Modern bir Medusa örneği olan Kill Bill’in ana karakteri Beatrix Kiddo, akıl hocası ve sevgilisi Bill tarafından kurulan Ölümcül Engerek Suikast Takımı’nda uluslararası kiralık katil olarak çalışmaktadır. Herkesin farklı bir yılan türünden adını aldığı takımda Bill kendine yılan oynatıcısı adını seçmiş, Beatrix’e de yılanların en öldürücüsü olan Kara Mamba lakabını bahşetmiştir. Hamile olduğunu öğrenip kendine yeni bir hayat kurmaya çalışan Beatrix; düğün gününde vurulur, karnındaki bebeği alınır ve kilisede bulunan tüm yakınları öldürülür. Ancak Medusa’nın aksine Beatrix ölümden döner ve bir intikam yolculuğuna çıkar. Uma Thurman ve Quentin Tarantino’nun birlikte yarattığı bu karakter; kadınların hikayelerinin kontrolünü ele alıp yeniden doğmalarına dair zihin açıcı fikirlerle Medusa mitini zenginleştirir.

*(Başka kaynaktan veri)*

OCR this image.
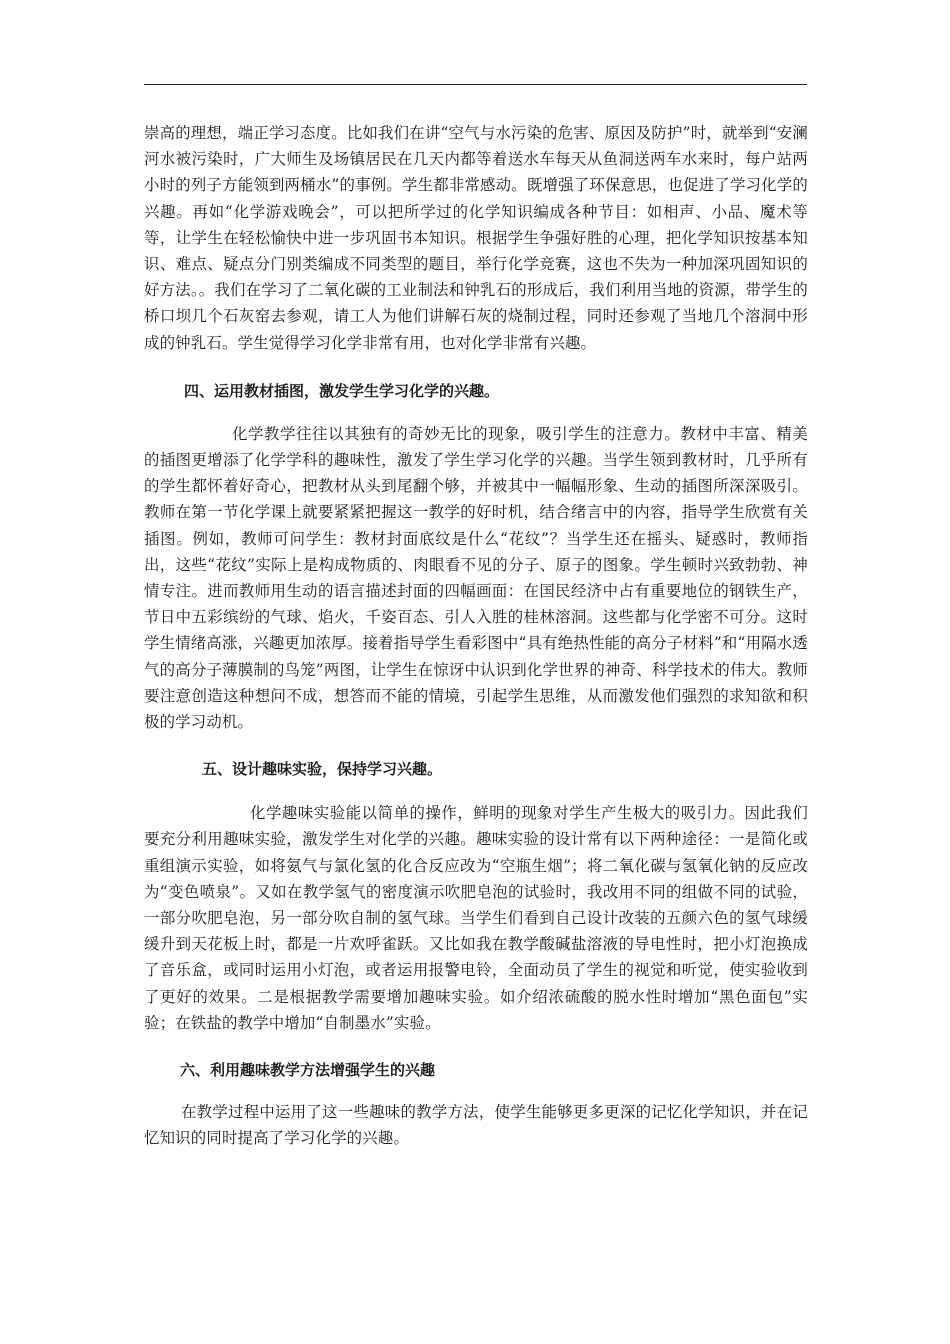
崇高的理想，端正学习态度。比如我们在讲“空气与水污染的危害、原因及防护”时，就举到“安澜河水被污染时，广大师生及场镇居民在几天内都等着送水车每天从鱼洞送两车水来时，每户站两小时的列子方能领到两桶水”的事例。学生都非常感动。既增强了环保意思，也促进了学习化学的兴趣。再如“化学游戏晚会”，可以把所学过的化学知识编成各种节目：如相声、小品、魔术等等，让学生在轻松愉快中进一步巩固书本知识。根据学生争强好胜的心理，把化学知识按基本知识、难点、疑点分门别类编成不同类型的题目，举行化学竞赛，这也不失为一种加深巩固知识的好方法。。我们在学习了二氧化碳的工业制法和钟乳石的形成后，我们利用当地的资源，带学生的桥口坝几个石灰窑去参观，请工人为他们讲解石灰的烧制过程，同时还参观了当地几个溶洞中形成的钟乳石。学生觉得学习化学非常有用，也对化学非常有兴趣。

四、运用教材插图，激发学生学习化学的兴趣。

化学教学往往以其独有的奇妙无比的现象，吸引学生的注意力。教材中丰富、精美的插图更增添了化学学科的趣味性，激发了学生学习化学的兴趣。当学生领到教材时，几乎所有的学生都怀着好奇心，把教材从头到尾翻个够，并被其中一幅幅形象、生动的插图所深深吸引。教师在第一节化学课上就要紧紧把握这一教学的好时机，结合绪言中的内容，指导学生欣赏有关插图。例如，教师可问学生：教材封面底纹是什么“花纹”？当学生还在摇头、疑惑时，教师指出，这些“花纹”实际上是构成物质的、肉眼看不见的分子、原子的图象。学生顿时兴致勃勃、神情专注。进而教师用生动的语言描述封面的四幅画面：在国民经济中占有重要地位的钢铁生产，节日中五彩缤纷的气球、焰火，千姿百态、引人入胜的桂林溶洞。这些都与化学密不可分。这时学生情绪高涨，兴趣更加浓厚。接着指导学生看彩图中“具有绝热性能的高分子材料”和“用隔水透气的高分子薄膜制的鸟笼”两图，让学生在惊讶中认识到化学世界的神奇、科学技术的伟大。教师要注意创造这种想问不成，想答而不能的情境，引起学生思维，从而激发他们强烈的求知欲和积极的学习动机。

五、设计趣味实验，保持学习兴趣。

化学趣味实验能以简单的操作，鲜明的现象对学生产生极大的吸引力。因此我们要充分利用趣味实验，激发学生对化学的兴趣。趣味实验的设计常有以下两种途径：一是简化或重组演示实验，如将氨气与氯化氢的化合反应改为“空瓶生烟”；将二氧化碳与氢氧化钠的反应改为“变色喷泉”。又如在教学氢气的密度演示吹肥皂泡的试验时，我改用不同的组做不同的试验，一部分吹肥皂泡，另一部分吹自制的氢气球。当学生们看到自己设计改装的五颜六色的氢气球缓缓升到天花板上时，都是一片欢呼雀跃。又比如我在教学酸碱盐溶液的导电性时，把小灯泡换成了音乐盒，或同时运用小灯泡，或者运用报警电铃，全面动员了学生的视觉和听觉，使实验收到了更好的效果。二是根据教学需要增加趣味实验。如介绍浓硫酸的脱水性时增加“黑色面包”实验；在铁盐的教学中增加“自制墨水”实验。

六、利用趣味教学方法增强学生的兴趣

在教学过程中运用了这一些趣味的教学方法，使学生能够更多更深的记忆化学知识，并在记忆知识的同时提高了学习化学的兴趣。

Beatrix’i dört yıl sonra şok içinde uyandığı hastane yatağında buluruz. Bacakları tutmadığı için sürünerek kendini bir tekerlekli sandalyeye, ardından da bir arabanın arka koltuğuna atar. Zihniyle komut vererek bacaklarını ve ayaklarını hareket ettirmeyi başarıp yola çıkar. Filmin yılan figürüyle ilişkisine bakıldığında koma Medusa’nın taşlaşması, hastaneden çıkış sahnesi de bir yılanın evrimleşme süreci gibi okunabilir. Hareketsiz başladığı sahneye, sürünerek ve ardından yürüyerek devam eden Beatrix, Kara Mamba’yı geride bırakmaya ve yılan kimliğinin ötesine geçmeye hazırdır.
Tarantino’nun iki filme bölerek anlatmayı seçtiği hikaye, seyirciye iki farklı Beatrix sunar. İlk kısımda intikam peşinde soğukkanlı bir katil, ikinci kısımdaysa sevdiklerinin ihanetine uğramış, çocuğunu korumak için kendini feda etmiş bir anne figürü görürüz. Bununla paralel olarak ilk filmdeki engelleri fiziksel, ikinci filmdekiler ise psikolojik olarak zorlayıcıdır. Bu ikilik, yılanın öldürücü ve şifalı doğasını akla getirir. Beatrix, asıl gücünü keşfetmek için bu dualiteyi bütünüyle benimseyip kendi hikayesini sahiplenmelidir. Karşısına çıkan düşmanları öldürürken, yaşadığı ihanetin ardından kendini şifalandırmalıdır.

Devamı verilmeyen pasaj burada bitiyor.